Adalah Khalifah Harun al-Rasyid seorang raja yang kekuasaannya sangat luas, meliputi berbagai negara. Ia dijuluki sebagai Amirul Mu’minin atau pemimpin bagi orang-orang mukmin. Sebagai seorang khalifah yang dihormati oleh seluruh dunia Islam pada masa itu, ia berusaha menjadi pemimpin yang baik, berwibawa dan mengayomi rakyatnya.
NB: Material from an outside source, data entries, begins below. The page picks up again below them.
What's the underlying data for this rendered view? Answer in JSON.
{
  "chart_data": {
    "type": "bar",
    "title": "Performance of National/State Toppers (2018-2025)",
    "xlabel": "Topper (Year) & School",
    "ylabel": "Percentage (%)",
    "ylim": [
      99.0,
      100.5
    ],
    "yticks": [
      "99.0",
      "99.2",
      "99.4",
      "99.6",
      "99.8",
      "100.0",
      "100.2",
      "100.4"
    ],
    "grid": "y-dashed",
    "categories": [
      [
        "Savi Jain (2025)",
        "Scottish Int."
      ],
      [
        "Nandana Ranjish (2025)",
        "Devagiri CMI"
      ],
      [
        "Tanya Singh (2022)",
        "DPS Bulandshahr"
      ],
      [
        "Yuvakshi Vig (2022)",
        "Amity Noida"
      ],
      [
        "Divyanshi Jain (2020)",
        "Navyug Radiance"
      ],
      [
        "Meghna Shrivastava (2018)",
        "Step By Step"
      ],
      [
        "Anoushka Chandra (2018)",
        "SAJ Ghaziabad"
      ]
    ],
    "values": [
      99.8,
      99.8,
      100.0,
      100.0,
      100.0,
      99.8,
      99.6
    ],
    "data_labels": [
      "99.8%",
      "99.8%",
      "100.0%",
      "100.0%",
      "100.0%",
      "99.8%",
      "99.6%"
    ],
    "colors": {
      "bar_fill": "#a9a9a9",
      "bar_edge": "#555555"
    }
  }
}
Kemajuan demi kemajuan terus diraih oleh negara yang dipimpinnya, sehingga masa keemasan dari daulat Abbasiyah yang dipimpinnya segera terwujud. Kemajuan dari berbagai bidang ilmu, pembangunan fisik dan mental, sarana jalan dan gedung-gedung bertingkat tumbuh dengan subur di tepi jalan-jalan protokol. Kemajuan kota Baghdad yang menjadi ibukota dari Daulat Abasiyah itu termasyhur ke berbagai negara, sehingga menimbulkan kekaguman yang luar biasa.
Meskipun demikian, sebagai seorang manusia biasa apalagi seorang muslim, Harun al-Rasyid sering melakukan perenungan tentang hakikat kehidupan. Ia sering merasakan kejenuhan dengan kekuasaan dan penghormatan terhadap dirinya. Pada suatu malam Khalifah memanggil pejabat kesayangannya bernama Fadhil al-Barmasid. Ia berkata padanya: “Bawalah aku pada seorang yang bisa menjelaskan siapa diriku yang sebenarnya. Hatiku mulai jenuh dan lelah karena kemewahan, tahta, penghormatan dan sanjungan orang lain.”
Al-Barmasid membawa khalifah ke rumah seorang ulama sufi bernama Sufyan al-Uyainah. Waktu rombongan tamu penting itu sampai ke rumah yang dituju, Sufyan merasa terkejut. Ia berkata: “Mengapa Amirul Mu’minin bersusah-susah datang kemari, padahal bila perlu tinggal memanggil saya datang ke istana, saya akan datang ke sana?”
”Bukan tipe ulama seperti itu yang kami cari,” jawab Amirul Mu’minin. “Ulama tipe penjilat seperti itu datang silih berganti ke istanaku setiap saat.” Selanjutnya Sofyan al-Uyainah mengatakan, “Kalau begitu maksudmu pergilah ke tempat Fudhail bin Iyadh.”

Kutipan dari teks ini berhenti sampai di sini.